PURPOSE OF GOD ANNEX | CONTRIBUTED OUTSIDE LEARNING: Hasayn Godley shows children in the Purpose of God Annex’s summer camp the basics of gardening.
PURPOSE OF GOD ANNEX | CONTRIBUTED
OUTSIDE LEARNING: Hasayn Godley shows children in the Purpose of God Annex’s summer camp the basics of gardening.

Archived Story

It’s a lucky thing

Published 7:53pm Saturday, February 8, 2014

 

Over the past little while, it seems as though everyone has been touched by budget cuts at the state level. While legislators in Raleigh are attempting to balance a budget that’s been out of whack for quite a while, some recipients have been hit harder than others.

Schools come to mind. North Carolina’s public school system has taken some direct blows in the past year. Compared to an inflation-adjusted 2008 budget, the public education budget for 2014 is $500 million less. Another $10 million will be siphoned out of public school funds to prop up a “pilot” school voucher program. A growing school population is at no point addressed financially. Essentially, the phrase “do more with less” has become the familiar, yet feeble, rally cry.

But there are many teachers and administrators in our school system who are doing more with less. They are seeking out ways to find more because more money equals more opportunities for students.
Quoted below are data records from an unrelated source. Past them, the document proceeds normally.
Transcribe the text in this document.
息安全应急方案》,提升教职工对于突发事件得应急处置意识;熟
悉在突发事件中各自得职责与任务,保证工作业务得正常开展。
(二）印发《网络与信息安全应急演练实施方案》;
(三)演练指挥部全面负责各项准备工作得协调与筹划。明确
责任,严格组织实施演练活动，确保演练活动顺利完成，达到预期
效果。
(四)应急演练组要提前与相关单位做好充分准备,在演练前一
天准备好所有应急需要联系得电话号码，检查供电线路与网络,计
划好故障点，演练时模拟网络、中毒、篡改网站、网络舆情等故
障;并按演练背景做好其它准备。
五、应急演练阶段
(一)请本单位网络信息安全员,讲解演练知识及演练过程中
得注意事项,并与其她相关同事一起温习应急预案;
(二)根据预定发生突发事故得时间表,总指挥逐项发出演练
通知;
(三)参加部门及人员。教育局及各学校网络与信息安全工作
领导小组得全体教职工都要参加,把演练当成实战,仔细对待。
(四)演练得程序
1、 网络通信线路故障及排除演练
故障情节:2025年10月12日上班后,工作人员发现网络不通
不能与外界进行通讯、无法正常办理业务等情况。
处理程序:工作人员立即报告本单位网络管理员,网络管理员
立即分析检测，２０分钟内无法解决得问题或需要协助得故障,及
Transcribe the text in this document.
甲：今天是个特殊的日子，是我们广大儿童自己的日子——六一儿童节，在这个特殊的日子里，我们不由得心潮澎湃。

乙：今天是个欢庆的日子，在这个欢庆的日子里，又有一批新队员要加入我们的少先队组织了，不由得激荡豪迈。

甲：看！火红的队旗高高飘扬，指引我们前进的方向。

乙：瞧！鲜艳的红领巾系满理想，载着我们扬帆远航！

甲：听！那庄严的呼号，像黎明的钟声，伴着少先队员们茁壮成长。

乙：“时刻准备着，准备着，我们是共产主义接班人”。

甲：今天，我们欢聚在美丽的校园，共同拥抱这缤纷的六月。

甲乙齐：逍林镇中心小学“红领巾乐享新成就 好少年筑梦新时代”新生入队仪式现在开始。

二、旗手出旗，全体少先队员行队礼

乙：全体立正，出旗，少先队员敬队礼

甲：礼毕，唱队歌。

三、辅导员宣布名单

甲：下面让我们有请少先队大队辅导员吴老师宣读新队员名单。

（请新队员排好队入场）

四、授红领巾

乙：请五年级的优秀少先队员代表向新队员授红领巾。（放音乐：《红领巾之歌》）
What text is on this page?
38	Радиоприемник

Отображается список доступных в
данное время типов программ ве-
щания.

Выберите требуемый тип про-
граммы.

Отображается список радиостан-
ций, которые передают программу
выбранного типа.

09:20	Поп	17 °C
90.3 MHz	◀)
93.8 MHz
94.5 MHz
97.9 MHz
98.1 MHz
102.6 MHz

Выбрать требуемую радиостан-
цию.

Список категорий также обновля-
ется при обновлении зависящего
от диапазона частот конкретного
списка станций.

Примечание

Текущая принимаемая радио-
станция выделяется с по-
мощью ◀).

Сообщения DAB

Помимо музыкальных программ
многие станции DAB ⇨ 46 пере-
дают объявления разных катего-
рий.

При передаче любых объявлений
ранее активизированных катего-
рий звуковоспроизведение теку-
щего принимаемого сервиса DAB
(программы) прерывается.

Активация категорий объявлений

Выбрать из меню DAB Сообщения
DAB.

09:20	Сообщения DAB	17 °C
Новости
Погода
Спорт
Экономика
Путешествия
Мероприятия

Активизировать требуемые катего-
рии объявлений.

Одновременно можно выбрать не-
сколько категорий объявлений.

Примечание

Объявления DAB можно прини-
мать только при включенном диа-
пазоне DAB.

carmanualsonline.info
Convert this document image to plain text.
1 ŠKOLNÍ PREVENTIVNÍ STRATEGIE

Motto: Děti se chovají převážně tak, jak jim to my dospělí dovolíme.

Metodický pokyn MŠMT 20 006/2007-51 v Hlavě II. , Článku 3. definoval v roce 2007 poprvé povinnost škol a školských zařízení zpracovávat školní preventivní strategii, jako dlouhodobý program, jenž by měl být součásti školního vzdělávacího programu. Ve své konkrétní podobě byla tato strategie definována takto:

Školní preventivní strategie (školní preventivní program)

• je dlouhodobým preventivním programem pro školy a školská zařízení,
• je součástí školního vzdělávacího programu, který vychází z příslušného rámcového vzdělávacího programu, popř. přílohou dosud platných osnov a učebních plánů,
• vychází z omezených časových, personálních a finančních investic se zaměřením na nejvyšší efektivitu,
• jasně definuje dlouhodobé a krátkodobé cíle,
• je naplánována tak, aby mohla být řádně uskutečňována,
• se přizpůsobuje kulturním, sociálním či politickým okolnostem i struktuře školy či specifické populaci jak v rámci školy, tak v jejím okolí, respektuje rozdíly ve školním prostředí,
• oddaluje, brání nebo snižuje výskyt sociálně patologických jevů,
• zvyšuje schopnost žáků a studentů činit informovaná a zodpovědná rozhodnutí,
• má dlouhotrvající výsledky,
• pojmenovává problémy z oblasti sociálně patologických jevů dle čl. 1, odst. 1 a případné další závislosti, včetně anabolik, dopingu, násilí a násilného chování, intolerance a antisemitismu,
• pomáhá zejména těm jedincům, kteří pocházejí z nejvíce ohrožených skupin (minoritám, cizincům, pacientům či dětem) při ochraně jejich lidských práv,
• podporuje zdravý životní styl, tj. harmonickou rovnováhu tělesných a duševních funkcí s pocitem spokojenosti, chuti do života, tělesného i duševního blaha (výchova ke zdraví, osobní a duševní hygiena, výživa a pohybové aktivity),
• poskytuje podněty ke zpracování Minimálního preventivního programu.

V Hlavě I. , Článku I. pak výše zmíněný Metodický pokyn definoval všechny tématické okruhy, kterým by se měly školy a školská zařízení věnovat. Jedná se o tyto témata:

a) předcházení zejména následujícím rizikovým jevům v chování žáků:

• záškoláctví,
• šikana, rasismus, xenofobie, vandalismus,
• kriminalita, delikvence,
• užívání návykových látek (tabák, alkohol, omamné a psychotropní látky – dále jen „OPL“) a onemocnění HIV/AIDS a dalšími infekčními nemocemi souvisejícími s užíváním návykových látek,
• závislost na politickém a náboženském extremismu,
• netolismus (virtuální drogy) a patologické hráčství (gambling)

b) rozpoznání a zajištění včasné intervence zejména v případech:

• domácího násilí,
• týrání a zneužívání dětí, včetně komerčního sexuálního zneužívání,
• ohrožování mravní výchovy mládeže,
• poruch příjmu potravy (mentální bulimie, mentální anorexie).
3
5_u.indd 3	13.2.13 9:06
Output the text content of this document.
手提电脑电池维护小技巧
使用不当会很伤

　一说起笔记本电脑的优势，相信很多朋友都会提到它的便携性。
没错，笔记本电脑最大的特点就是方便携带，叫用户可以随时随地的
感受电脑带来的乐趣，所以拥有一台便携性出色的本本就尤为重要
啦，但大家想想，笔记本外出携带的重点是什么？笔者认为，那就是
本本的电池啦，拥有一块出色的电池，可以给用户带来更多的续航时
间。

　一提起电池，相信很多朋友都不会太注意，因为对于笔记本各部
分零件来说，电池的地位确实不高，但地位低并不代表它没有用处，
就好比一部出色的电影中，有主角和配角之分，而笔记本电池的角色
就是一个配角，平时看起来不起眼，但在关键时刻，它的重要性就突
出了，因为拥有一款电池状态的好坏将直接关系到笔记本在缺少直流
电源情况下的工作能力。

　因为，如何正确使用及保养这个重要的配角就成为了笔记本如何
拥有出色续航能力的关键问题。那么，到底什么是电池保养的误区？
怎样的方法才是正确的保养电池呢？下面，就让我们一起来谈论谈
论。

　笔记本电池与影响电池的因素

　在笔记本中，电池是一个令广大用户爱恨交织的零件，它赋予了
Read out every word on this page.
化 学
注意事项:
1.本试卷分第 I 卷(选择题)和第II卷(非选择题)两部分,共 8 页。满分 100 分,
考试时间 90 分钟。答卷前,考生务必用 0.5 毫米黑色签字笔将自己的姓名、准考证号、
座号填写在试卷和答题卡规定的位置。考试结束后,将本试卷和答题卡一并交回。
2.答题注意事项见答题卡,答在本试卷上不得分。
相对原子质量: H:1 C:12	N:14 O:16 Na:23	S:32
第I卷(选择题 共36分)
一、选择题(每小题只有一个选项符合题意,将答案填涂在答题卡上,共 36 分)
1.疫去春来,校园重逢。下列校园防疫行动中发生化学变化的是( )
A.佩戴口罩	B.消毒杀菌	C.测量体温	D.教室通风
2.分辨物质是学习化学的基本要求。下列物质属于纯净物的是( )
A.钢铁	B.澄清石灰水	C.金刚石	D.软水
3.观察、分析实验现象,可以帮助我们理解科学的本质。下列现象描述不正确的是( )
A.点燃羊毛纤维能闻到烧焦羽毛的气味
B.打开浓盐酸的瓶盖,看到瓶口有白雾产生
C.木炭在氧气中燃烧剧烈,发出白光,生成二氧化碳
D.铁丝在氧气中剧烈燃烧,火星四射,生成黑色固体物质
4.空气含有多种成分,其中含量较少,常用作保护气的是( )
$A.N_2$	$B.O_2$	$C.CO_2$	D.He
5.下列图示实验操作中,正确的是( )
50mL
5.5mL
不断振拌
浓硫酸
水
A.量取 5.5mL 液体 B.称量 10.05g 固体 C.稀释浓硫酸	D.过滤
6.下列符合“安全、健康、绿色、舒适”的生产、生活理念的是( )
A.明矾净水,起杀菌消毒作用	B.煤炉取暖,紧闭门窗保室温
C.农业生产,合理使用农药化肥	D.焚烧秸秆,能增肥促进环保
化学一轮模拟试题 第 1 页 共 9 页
There are those operating programs that augment what’s being taught in the classroom, offering help with schoolwork where no help may otherwise be found.

Our teachers apply for grants to expand educational opportunities their students may not have otherwise had. Sometimes that money is used to stock classrooms. The Boys & Girls Club of Beaufort County offers tutoring to the children in its care. The Police Activities League has launched a program for area children that focuses on science, technology, engineering and mathematics. The Beaufort County Arts Council uses funds to put more arts and performances in the schools. The Beaufort County Concert Association provides student outreach programs with the performers they bring to town.

Those organizations named are just a drop in the bucket of the number of sources that continuously contribute to the educational opportunities for all students in Beaufort County.

The N.C. General Assembly only sees the numbers. But around here, the numbers don’t measure up to the faces of schoolchildren. It’s a lucky thing we have so many people, and organizations, in Beaufort County who are willing to step in and find answers, and funding, our state refuses to give.